Sin vacilación, sin preguntas.
Se precipitaron a los brazos del otro y se abrazaron fuertemente, como si soltarse significara perderlo todo de nuevo.
Y en ese abrazo silencioso y poderoso, Max sintió que algo cálido y vivo regresaba a él —algo que no se había dado cuenta de que le faltaba.
La sostuvo con fuerza, sus brazos envueltos alrededor de ella como si temiera que pudiera desvanecerse de nuevo.
El momento no se sentía real —no después de todo.
Había pensado que Alice se había ido, realmente ido, asesinada por Mark.

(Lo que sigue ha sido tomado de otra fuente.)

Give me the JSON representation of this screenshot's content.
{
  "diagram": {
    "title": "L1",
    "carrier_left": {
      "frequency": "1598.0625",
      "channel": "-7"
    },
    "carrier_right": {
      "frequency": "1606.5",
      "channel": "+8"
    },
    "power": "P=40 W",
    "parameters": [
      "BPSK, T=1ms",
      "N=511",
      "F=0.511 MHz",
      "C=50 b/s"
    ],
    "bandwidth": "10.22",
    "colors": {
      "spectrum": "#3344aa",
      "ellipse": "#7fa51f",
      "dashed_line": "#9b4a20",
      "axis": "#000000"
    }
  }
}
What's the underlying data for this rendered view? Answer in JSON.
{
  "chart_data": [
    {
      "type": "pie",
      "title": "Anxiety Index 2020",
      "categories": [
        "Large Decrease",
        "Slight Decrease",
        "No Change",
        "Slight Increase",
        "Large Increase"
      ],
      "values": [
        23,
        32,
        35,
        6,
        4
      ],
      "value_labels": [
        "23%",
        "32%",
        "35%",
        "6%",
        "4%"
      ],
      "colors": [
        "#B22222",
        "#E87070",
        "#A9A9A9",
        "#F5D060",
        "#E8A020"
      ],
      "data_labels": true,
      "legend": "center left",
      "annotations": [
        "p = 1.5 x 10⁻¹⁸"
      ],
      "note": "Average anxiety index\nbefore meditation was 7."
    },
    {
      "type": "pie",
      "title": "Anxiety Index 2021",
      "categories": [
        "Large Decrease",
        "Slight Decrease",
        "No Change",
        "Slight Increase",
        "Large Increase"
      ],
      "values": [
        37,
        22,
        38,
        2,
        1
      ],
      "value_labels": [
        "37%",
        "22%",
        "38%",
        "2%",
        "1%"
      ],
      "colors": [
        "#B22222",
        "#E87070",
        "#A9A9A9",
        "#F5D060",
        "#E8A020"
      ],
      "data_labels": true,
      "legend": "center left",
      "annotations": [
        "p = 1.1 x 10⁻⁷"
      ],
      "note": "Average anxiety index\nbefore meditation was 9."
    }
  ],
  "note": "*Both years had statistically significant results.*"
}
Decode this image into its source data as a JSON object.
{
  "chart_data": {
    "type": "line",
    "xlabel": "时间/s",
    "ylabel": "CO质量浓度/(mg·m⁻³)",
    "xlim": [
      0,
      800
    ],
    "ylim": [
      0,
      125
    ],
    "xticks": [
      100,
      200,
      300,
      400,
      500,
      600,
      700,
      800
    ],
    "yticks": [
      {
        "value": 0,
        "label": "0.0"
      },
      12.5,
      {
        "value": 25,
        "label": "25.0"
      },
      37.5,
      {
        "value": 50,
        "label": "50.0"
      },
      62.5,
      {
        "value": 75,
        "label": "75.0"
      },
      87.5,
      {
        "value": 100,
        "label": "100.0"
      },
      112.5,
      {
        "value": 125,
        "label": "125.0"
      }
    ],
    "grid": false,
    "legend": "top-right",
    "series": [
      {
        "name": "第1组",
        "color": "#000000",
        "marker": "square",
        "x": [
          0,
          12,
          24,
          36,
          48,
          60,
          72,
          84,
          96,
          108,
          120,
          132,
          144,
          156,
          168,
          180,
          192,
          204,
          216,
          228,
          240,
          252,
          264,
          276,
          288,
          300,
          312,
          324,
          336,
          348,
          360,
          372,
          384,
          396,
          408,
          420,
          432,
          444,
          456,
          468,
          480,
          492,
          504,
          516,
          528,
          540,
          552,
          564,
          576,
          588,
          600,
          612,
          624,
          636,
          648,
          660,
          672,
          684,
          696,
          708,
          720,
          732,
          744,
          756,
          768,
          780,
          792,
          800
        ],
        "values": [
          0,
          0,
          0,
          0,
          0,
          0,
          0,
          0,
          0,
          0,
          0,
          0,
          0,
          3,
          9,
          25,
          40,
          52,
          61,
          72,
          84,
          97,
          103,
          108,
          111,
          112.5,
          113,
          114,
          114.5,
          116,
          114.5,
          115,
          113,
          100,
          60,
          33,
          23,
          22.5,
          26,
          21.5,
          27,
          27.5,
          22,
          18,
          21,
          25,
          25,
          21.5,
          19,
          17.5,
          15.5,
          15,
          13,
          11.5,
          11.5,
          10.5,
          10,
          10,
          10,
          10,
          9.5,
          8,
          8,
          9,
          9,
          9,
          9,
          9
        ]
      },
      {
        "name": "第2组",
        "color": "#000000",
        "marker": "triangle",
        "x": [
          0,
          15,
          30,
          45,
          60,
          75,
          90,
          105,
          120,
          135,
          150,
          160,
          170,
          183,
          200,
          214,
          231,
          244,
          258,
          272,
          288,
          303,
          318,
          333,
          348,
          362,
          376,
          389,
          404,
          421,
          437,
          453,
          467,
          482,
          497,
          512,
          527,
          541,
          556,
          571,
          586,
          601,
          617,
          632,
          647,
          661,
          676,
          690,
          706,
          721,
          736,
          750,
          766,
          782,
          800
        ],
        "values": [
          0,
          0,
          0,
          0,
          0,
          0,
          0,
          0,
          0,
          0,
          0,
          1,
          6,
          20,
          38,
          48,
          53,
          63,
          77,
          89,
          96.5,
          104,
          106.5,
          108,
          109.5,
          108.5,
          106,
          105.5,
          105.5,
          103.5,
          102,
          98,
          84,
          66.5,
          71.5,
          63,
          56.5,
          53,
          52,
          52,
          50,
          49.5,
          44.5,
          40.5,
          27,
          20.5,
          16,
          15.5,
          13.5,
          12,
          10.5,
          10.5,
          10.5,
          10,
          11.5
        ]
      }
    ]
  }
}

Luego perdió el control ante la espada, ante la energía infernal, ante todo.
Solo mucho después se enteró de que ella seguía viva, pero incluso entonces, una parte de él no se había atrevido a creerlo completamente hasta ahora.
Y ahora ella estaba aquí —cálida, viva, respirando en sus brazos.
—Pensé que te había perdido —susurró Max, su voz atrapada en su garganta, cruda de emoción.
Alice apretó su agarre alrededor de él, sus dedos aferrándose a la parte posterior de su camisa.
Su voz temblaba mientras hablaba, su rostro enterrado en su pecho.
—Pensé que nunca saldrías de ese pozo…
—susurró, con lágrimas deslizándose de sus ojos—.
Pensé que ese era el final.
Ninguno de los dos se apartó.
El silencio entre ellos decía más que las palabras —el miedo compartido, el dolor silencioso, el alivio insoportable.
Dos personas que habían creído que el otro se había ido, ahora finalmente encontrando su camino de regreso.
El mundo exterior no importaba en ese momento.
Por ahora, eran solo ellos dos, aferrándose a lo que pensaban que habían perdido para siempre.